For the owners of loanable money-capital it always exists as money-capital. That is it always appears to them as self-expanding value, because they always expect, when they lend it, to get a larger amount of money-capital back, equal to the interest on it. But, in fact, as Marx sets out, it is really fictitious capital. It only self expands, only produces interest, because the borrower of the money-capital uses it to acquire real productive-capital, machines, materials, labour-power etc., which they use to produce profits, a part of which they then pay to the lender as interest, dividends etc. But, the owner of loanable money-capital, like the seller of any other commodity, is not bothered what the buyer of that commodity wants it for. They simply demand its market price in exchange. The owner of loanable money-capital, therefore, isn't bothered whether the borrower wants it to use actually as money-capital, to metamorphose into real productive-capital, to produce profits; whether they want it to use to sustain a lavish lifestyle, as was the case with the old landed aristocracy that borrowed against their large estates; whether they want it in order to pay their bills, and stop their business going under; or indeed whether it is a worker who wants it, because their wages do not suffice to sustain them to the end of the week.
At the height of a crisis, businesses stop giving commercial credit, and so they increase their demand for bank credit. As some businesses have to sell their commodities at a loss, or their customers fail to pay them, they must borrow more, just in order to pay their own bills, so as to stay afloat. And workers too, put on short-time, or thrown out of work, have to fall back on borrowing so as to survive. At the same time, the profits of companies, having been squeezed, fail to provide them with the internal resources required to meet their needs; the money profits they put into their bank accounts, and which the banks have available to lend out, are also reduced, or stop. The small savings of the workers, and small business people, also stop being put into the bank, as they instead drain those savings to pay their way. So, the supply of loanable money-capital gets reduced significantly, at the same time that the demand for this money-capital, not to be used as money-capital, but merely as money, as currency, rises sharply, and so the rate of interest rises to its highest point.

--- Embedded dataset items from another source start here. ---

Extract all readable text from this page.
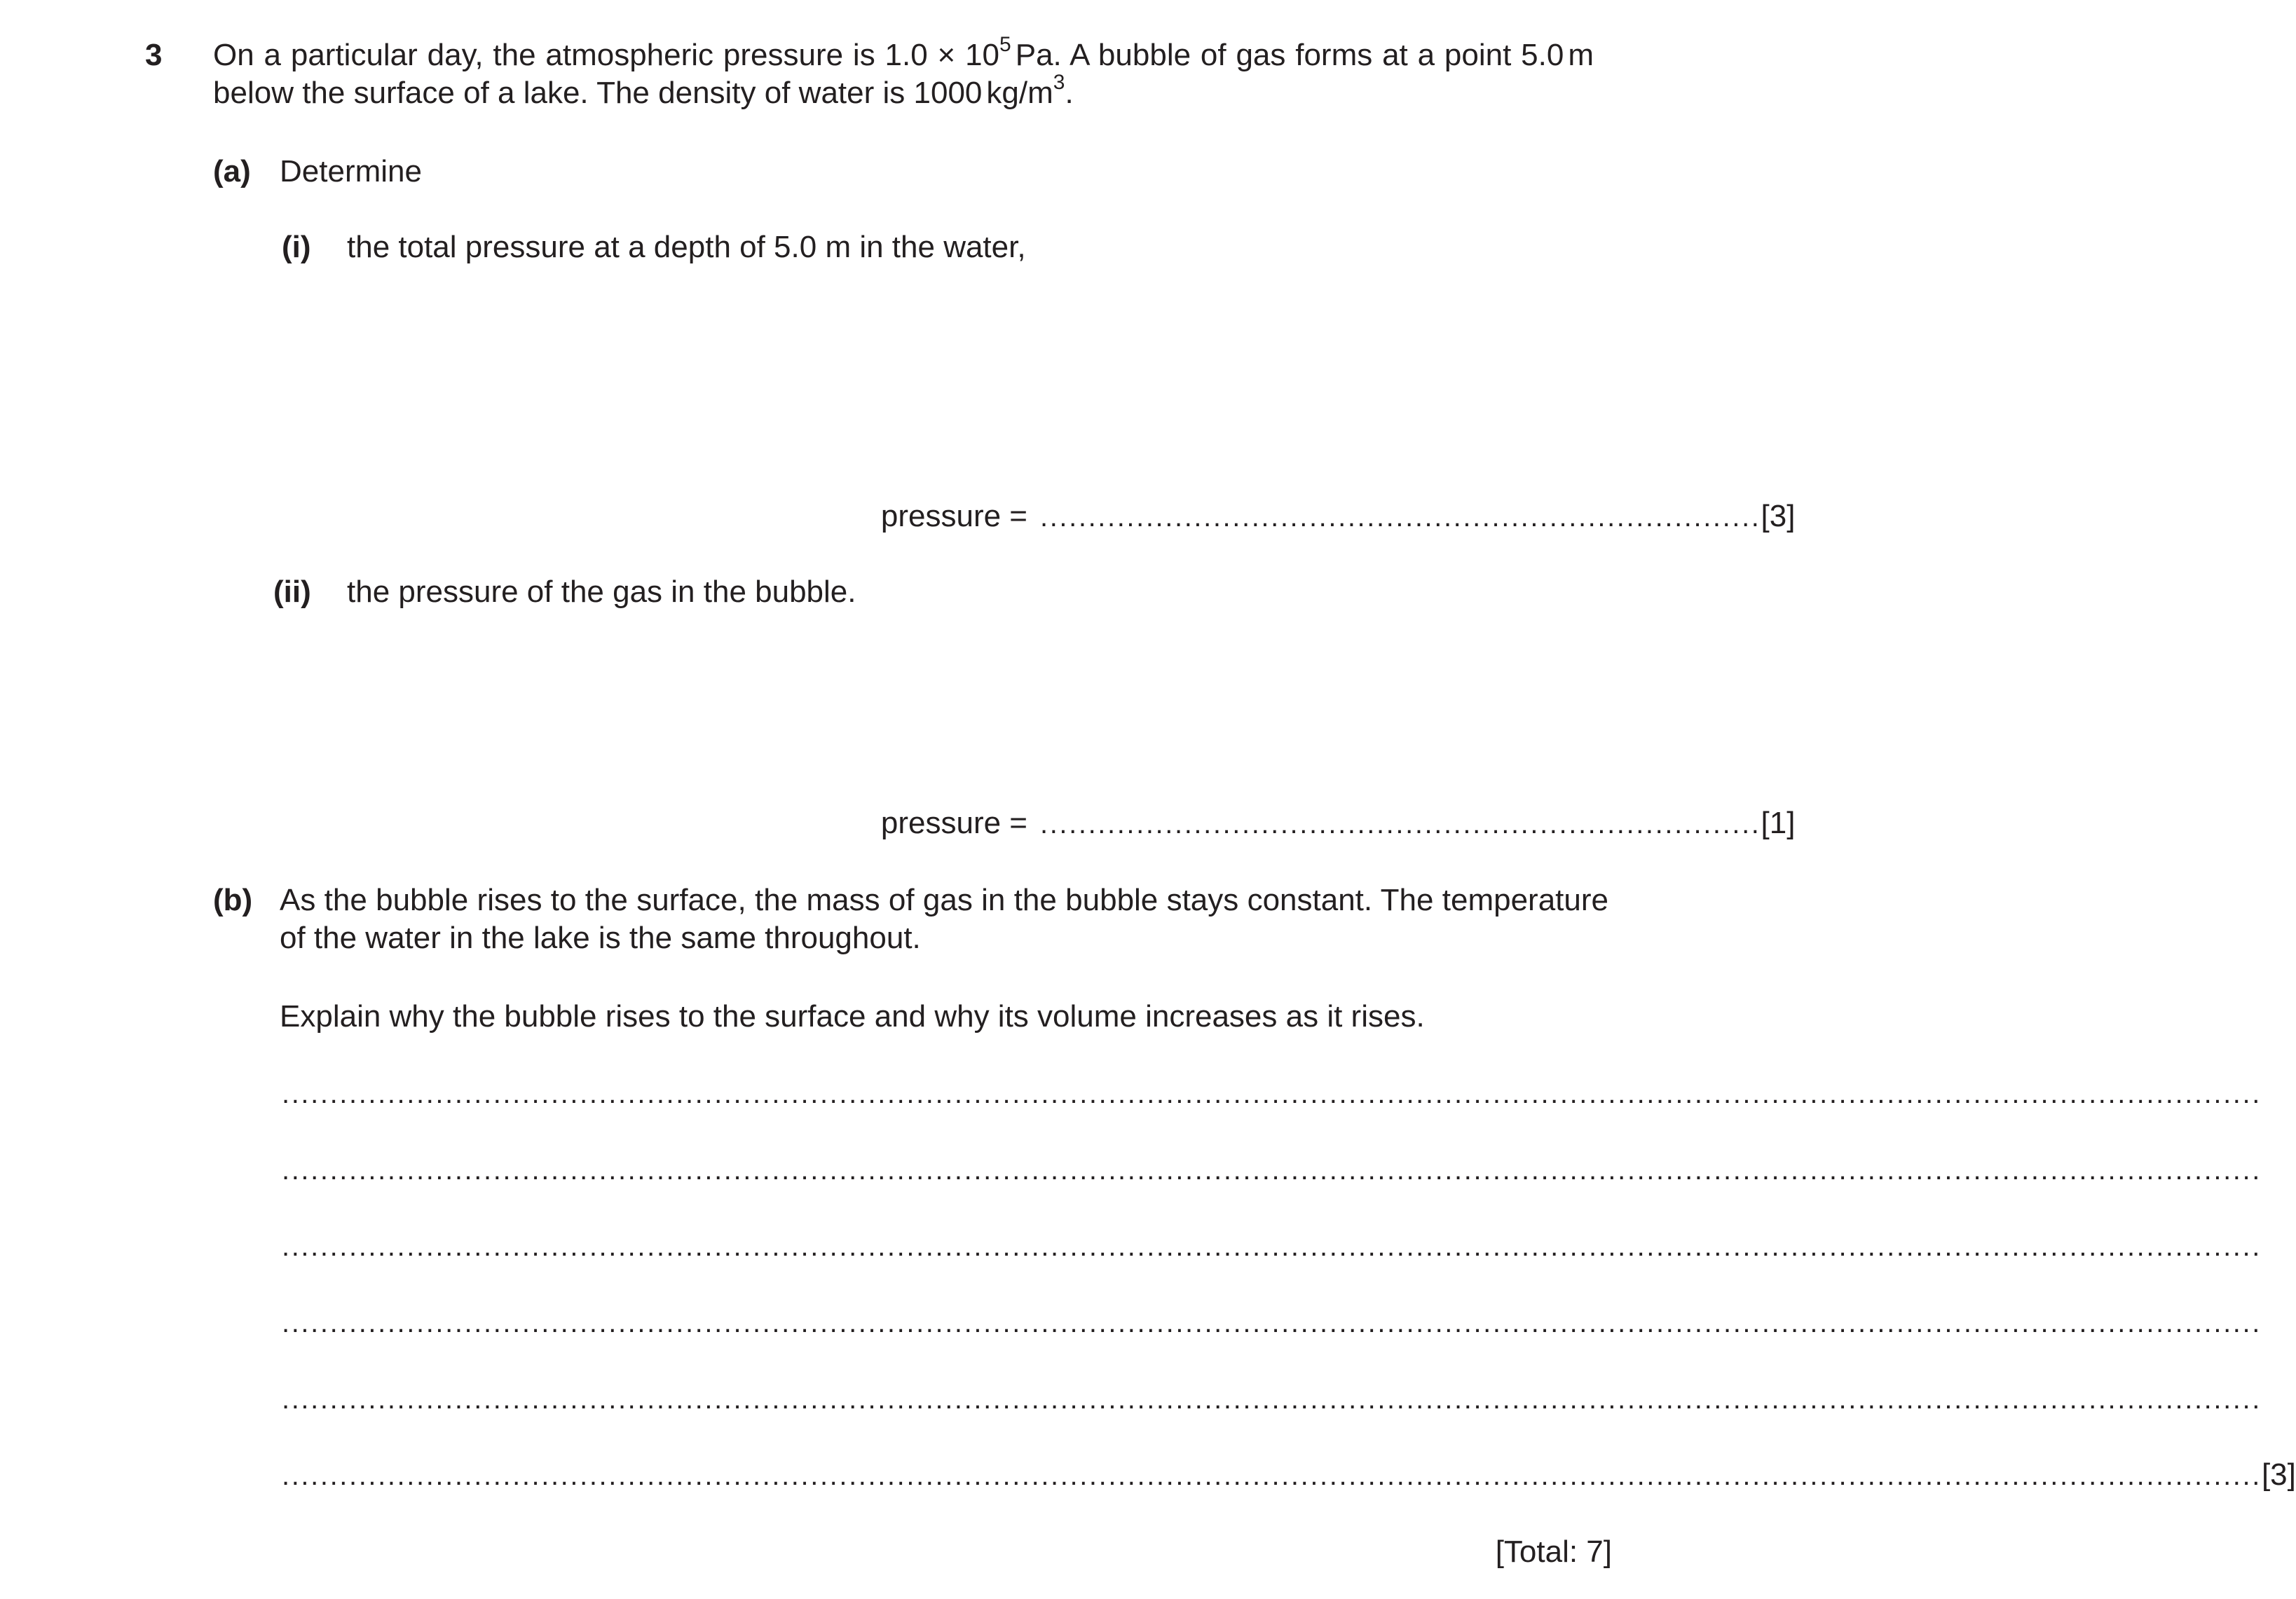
3 On a particular day, the atmospheric pressure is $1.0 \times 10^5$ Pa. A bubble of gas forms at a point 5.0 m below the surface of a lake. The density of water is 1000 $kg/m^3$.
(a) Determine
(i) the total pressure at a depth of 5.0 m in the water,
pressure = ........................................................................... [3]
(ii) the pressure of the gas in the bubble.
pressure = ........................................................................... [1]
(b) As the bubble rises to the surface, the mass of gas in the bubble stays constant. The temperature of the water in the lake is the same throughout.
Explain why the bubble rises to the surface and why its volume increases as it rises.
..............................................................................................................................................................................................................
..............................................................................................................................................................................................................
..............................................................................................................................................................................................................
..............................................................................................................................................................................................................
..............................................................................................................................................................................................................
.............................................................................................................................................................................................................. [3]
[Total: 7]
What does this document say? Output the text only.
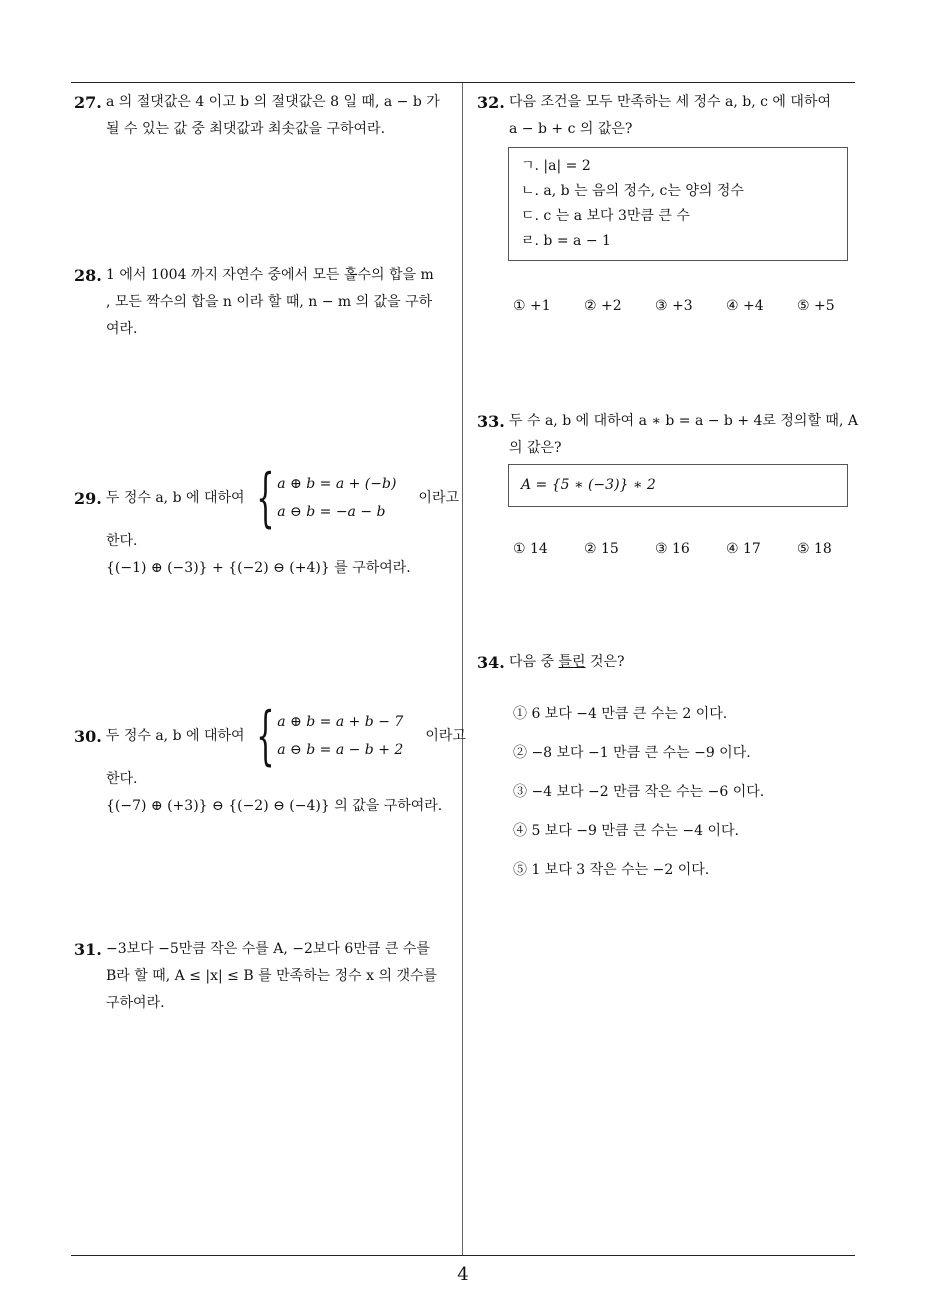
27. a 의 절댓값은 4 이고 b 의 절댓값은 8 일 때, a − b 가
될 수 있는 값 중 최댓값과 최솟값을 구하여라.
28. 1 에서 1004 까지 자연수 중에서 모든 홀수의 합을 m
, 모든 짝수의 합을 n 이라 할 때, n − m 의 값을 구하
여라.
29. 두 정수 a, b 에 대하여 { a ⊕ b = a + (−b)
a ⊖ b = −a − b
이라고
한다.
{(−1) ⊕ (−3)} + {(−2) ⊖ (+4)} 를 구하여라.
30. 두 정수 a, b 에 대하여 { a ⊕ b = a + b − 7
a ⊖ b = a − b + 2
이라고
한다.
{(−7) ⊕ (+3)} ⊖ {(−2) ⊖ (−4)} 의 값을 구하여라.
31. −3보다 −5만큼 작은 수를 A, −2보다 6만큼 큰 수를
B라 할 때, A ≤ |x| ≤ B 를 만족하는 정수 x 의 갯수를
구하여라.
32. 다음 조건을 모두 만족하는 세 정수 a, b, c 에 대하여
a − b + c 의 값은?
ㄱ. |a| = 2
ㄴ. a, b 는 음의 정수, c는 양의 정수
ㄷ. c 는 a 보다 3만큼 큰 수
ㄹ. b = a − 1
① +1	② +2	③ +3	④ +4	⑤ +5
33. 두 수 a, b 에 대하여 a ∗ b = a − b + 4로 정의할 때, A
의 값은?
A = {5 ∗ (−3)} ∗ 2
① 14	② 15	③ 16	④ 17	⑤ 18
34. 다음 중 틀린 것은?
① 6 보다 −4 만큼 큰 수는 2 이다.
② −8 보다 −1 만큼 큰 수는 −9 이다.
③ −4 보다 −2 만큼 작은 수는 −6 이다.
④ 5 보다 −9 만큼 큰 수는 −4 이다.
⑤ 1 보다 3 작은 수는 −2 이다.
4
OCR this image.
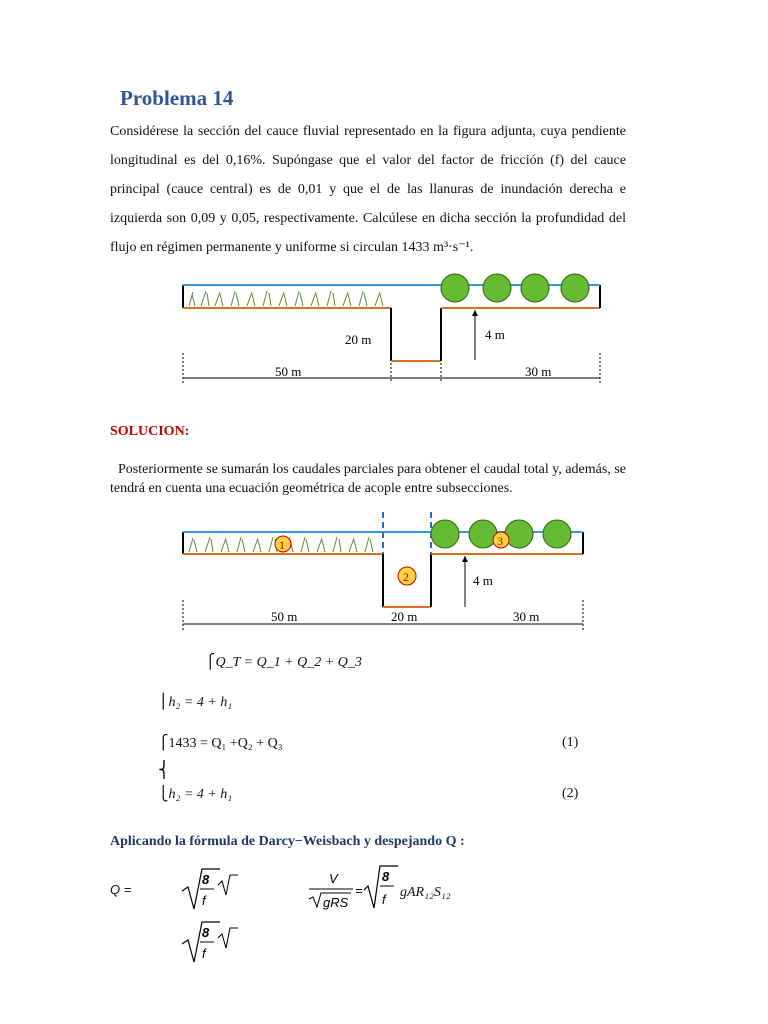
Problema 14
Considérese la sección del cauce fluvial representado en la figura adjunta, cuya pendiente longitudinal es del 0,16%. Supóngase que el valor del factor de fricción (f) del cauce principal (cauce central) es de 0,01 y que el de las llanuras de inundación derecha e izquierda son 0,09 y 0,05, respectivamente. Calcúlese en dicha sección la profundidad del flujo en régimen permanente y uniforme si circulan 1433 m³·s⁻¹.
20 m	4 m
50 m	30 m
SOLUCION:
Posteriormente se sumarán los caudales parciales para obtener el caudal total y, además, se tendrá en cuenta una ecuación geométrica de acople entre subsecciones.
1
2
3
4 m
50 m	20 m	30 m
⎧Q_T = Q_1 + Q_2 + Q_3
⎪h₂ = 4 + h₁
⎧1433 = Q₁ +Q₂ + Q₃	(1)
⎨
⎩h₂ = 4 + h₁	(2)
Aplicando la fórmula de Darcy−Weisbach y despejando Q :
Q =
8
f
V
gRS
=
8
f gAR₁₂S₁₂
8
f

That was the situation that existed in the 1970's, and into the 1980's. The UK Bank of England Interest Rate reached a peak of 17% in November 1979. The US Federal Reserve's Interest Rate peaked at 20%, in March 1980 . In the early 1980's, as the crisis phase of the long wave approached its end, and as it began to transition into the stagnation phase, the demand for money-capital as money-capital remained subdued, but as the effects of the introduction of labour-saving technologies, began to replace labour, and raise the rate of surplus value, so it began to increase the mass of profits/supply of money-capital, available. The consequence was that the rate of interest began to fall from its peak. By the late 1980's, and into the 1990's, as the rise in productivity raised the rate and mass of surplus value, and cheapened the value of constant capital, so the rate of profit rose, and made available large supplies of loanable money-capital, that caused interest rates to continue to fall faster. But, these falling interest rates, along with increased revenues in the form of higher dividends, and rents created the perfect condition for asset prices to rise, and rise they did in abundance.